If you’re having emotional problems, dialing up Dr. Phil or some late night pseudo psychologist on the radio isn’t really a solution. But if listening or joining in provides comfort, what’s the harm? None at all, especially if the Lone Wolf is taking your call. So empathetic and sincere in his approach, the radio personality of Filipe Melo’s creation seems like he could talk down a brigade of depressed housewives or forlorn teenagers. Unfortunately, the title character in The Lone Wolf, like so many others, might just be too good to be true, and following these 23 minutes of doubt, stretches the very fabric that holds us together as a society.
Nonetheless, the Wolf or Vitor Lobo (Adriano Luz) enters a darkened studio, and his back turned to the camera, we feel the trudge of another work day. The radio promos playing prior to his mic going hot, and the monotony kicks into an even lower gear.
In keeping, the topic tonight is emotions, and the agenda seems painfully rote. Sorry, the Wolf has you exactly where he wants you, and engaging with the audience, Luz’s soothing baritone gives complete credibility to the less than groundbreaking subject matter.
Maria (Ana Cloe) agrees as the first caller. Almost like a comedy team attuned to each other’s beat, Cloe’s sedate delve into her character is like a mirror to Lobo’s caring pleasantry and reflects the good nature as though the radio host cultivated the kindness himself. The attentive back and forth actually makes you want to smile at the nearest person and agree with her lament that there isn’t enough affection in the world.

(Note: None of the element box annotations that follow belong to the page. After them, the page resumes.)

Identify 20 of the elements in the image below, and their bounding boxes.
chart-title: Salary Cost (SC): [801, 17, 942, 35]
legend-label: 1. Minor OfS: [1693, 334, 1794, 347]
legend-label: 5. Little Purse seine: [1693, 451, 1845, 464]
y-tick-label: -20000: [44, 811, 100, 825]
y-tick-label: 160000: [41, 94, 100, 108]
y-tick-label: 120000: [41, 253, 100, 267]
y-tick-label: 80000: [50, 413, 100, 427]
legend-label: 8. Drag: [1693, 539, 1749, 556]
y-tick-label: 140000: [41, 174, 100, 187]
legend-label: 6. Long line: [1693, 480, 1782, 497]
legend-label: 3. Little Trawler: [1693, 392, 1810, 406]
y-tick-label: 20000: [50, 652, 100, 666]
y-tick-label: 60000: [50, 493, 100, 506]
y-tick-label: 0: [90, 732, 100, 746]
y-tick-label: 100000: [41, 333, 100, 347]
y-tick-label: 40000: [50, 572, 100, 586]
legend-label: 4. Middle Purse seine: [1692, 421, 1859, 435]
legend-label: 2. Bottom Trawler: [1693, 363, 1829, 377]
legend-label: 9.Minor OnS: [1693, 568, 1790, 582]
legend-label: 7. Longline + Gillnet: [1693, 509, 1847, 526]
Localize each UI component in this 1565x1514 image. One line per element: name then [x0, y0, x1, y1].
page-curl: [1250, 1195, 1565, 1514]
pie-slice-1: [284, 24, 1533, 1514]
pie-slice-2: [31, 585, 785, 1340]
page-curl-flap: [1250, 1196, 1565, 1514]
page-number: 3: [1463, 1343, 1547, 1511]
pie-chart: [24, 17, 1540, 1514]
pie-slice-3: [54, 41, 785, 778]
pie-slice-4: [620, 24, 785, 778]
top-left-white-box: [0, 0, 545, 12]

The cinematographic framing by Vasco Viana reinforces the shared sentimentality. The studio is almost completely dark and his illuminated image doubles as a lighthouse in a storm. The camera also circling Lobo, the effect strongly suggests that this well meaning man could help circumnavigate whatever comes your way.
In fact, Vitor almost seems to sway, and like he’s totally in sync with a turbulent sea, the Wolf takes professional and personal pride. So all is good and from the world’s perspective, no matter what side Lobo is viewed from, the image reassures.
But the night is still young. “Good evening,” a male caller (António Fonseca) begins. A signal that things may possibly go awry according to the expected opening.
“We say, good morning,” insists the radio host. He lets it pass, though, and Lobo is ready to ensue with the Kumbaya.
Asking for the caller to ID himself, the caller is pretty abrupt again. “Raul”, his response is foreboding, and we know something is afoot.
Fonseca does then dial it down, and they get into a cordial back and forth about a shared past that Vitor does not remember. His memory jarred, the midnight good cheer seems to regain its footing and the rotating camera says things are still on point.
The old friends briefly reminisce about the family vacations taken together, and our faith is restored. Not for long, Fonseca shifts seamlessly gears, and exploding with rage, he drops the bomb.
Doubling down, the camera stops spinning and the stationary close up now has the whole world fixing its glare on Lobo. They suddenly see him from an angle they didn’t think was possible.
Still, the account would not necessarily hold up in a court of law and maybe even falls short in the court of common sense. Nonetheless, the resulting emotional upheaval sides with Raul, and we are left to render a judgment by reading Lobos’s reaction.
The actor’s pained face, strained voice and overall distress does an amazing job of making the case that the director seeks. The same goes for an encompassing soundtrack that doesn’t let us look away, and now when the camera begins to rotate again, Lobo no longer seems in control of the propulsion.
All that’s left is for Lobo to reapply the mask he’s worn his whole life, and Luz not missing a beat, the familiar facade tells us there’s one more good thing we shouldn’t have taken for granted.